I’m standing, looking around his workspace, almost speechless. The ceiling is high and the walls are white and there’s a tall, sloped desk covered in paper, next to a workstation bearing a massive Apple Mac. In the corner is a drawing easel, and opposite is an entire wall covered in books, with an old-fashioned library ladder on wheels.
“This whole row of houses was built as artists’ studios.” Jon’s eyes are gleaming as he walks around, picking up about ten old coffee cups and disappearing with them into a tiny kitchen.
The sun has come out again and is glinting through the arched windows onto the reclaimed floorboards. Discarded pieces of paper are on the floor, covered in lines, drawings, sketches. Plonked in the middle of all the work is a bottle of tequila next to a packet of almonds.
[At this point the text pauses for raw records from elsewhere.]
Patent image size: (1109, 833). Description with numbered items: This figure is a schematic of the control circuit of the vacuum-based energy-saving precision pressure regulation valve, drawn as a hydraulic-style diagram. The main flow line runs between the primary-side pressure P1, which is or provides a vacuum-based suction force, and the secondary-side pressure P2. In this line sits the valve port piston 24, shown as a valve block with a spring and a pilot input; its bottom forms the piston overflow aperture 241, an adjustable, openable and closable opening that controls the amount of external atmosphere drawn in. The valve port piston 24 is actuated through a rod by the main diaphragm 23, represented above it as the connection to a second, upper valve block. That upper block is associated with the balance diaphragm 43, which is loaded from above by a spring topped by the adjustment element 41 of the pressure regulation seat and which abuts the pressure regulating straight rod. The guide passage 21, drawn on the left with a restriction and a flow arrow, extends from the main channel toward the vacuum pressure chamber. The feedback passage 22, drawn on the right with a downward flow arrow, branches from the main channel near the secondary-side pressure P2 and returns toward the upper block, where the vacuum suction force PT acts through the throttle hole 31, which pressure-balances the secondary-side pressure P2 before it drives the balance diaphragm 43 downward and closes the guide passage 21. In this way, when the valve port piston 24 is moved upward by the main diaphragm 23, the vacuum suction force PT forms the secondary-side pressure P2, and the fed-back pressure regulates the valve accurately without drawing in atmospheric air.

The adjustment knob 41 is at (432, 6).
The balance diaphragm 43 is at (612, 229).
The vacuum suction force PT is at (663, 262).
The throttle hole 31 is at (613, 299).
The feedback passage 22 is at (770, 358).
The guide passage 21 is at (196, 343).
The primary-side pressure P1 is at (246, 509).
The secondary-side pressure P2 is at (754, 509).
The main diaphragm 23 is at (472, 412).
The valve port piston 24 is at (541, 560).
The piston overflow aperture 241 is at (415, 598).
I look up to see Jon standing in the kitchen doorway, watching me soundlessly. He ruffles his hair as though to break some mood, and says, “Your stuff’s through here.”
I walk where he’s pointing, through an archway into a cozy sitting room. It’s furnished with big blue cotton sofas and a massive leather bean bag and an old TV balanced on a chair. Behind the sofa are battered wooden shelves, haphazardly filled with books and magazines and plants and…
“That’s my mug.” I stare at a hand-painted red pottery mug that Fi once gave me for my birthday, sitting on the shelves like it belongs there.
“Yeah.” Jon nods. “That’s what I mean. You left stuff here.” He picks it up and hands it to me.
“And…my sweater!” There’s an old ribbed polo neck draped over one of the sofas. I’ve had it forever, since I was about sixteen. How come—
I look around in disbelief as more things spring into my vision, like a Magic Eye. That furry fake-wolf throw that I always used to wrap around myself. Old college photos in their beaded frames. My pink retro
toaster
?
“You used to come here and eat toast.” Jon follows my astonished gaze. “You used to cram it in like you were starving.”
I’m suddenly seeing the other side of me; the side I thought had disappeared forever. For the first time since I woke up in hospital I feel like I’m at home. There’s even a string of fairy lights draped around the plant in the corner; the same fairy lights I had in my little flat in Balham.
All this time, all my stuff was here. Suddenly I have a memory of Eric’s words, that first time I asked him about Jon.
You’d trust Jon with your life.
Maybe that’s what I did. Trusted him with my life.
“Do you remember anything?” Jon sounds casual, but I can sense the hope underneath.
“No.” I shake my head. “Just the stuff that came from my life before…” I break off as I notice a beaded frame I don’t recognize. I move closer to see the picture—and feel a tiny jolt. It’s a photo of me. And Jon. We’re sitting on a tree trunk and his arms are around me and I’m wearing old jeans and sneakers. My hair is streaming down my back; my head is tossed back. I’m laughing as though I’m the happiest girl there ever was.
It was real. It was really real.
My head is prickling as I stare at our faces, bleached by the sunshine. All this time, he had proof.
“You could have shown me this,” I say almost accusingly. “This photo. You could have brought it along the first time we met.”
“Would you have believed me?” He sits on the arm of the sofa. “Would you have wanted to believe me?”
I’m halted. Maybe he’s right. Maybe I would have explained it away, rationalized it, clung to my perfect husband, my dream life.
Trying to lighten the atmosphere, I walk over to a table cluttered with old novels belonging to me and a bowl of seeds.
“Sunflower seeds.” I grab a handful. “I love sunflower seeds.”
“I know you do.” Jon has the oddest, most unfathomable expression on his face.
“What?” I look at him in surprise, seeds halfway to my mouth. “What’s wrong? Are these okay?”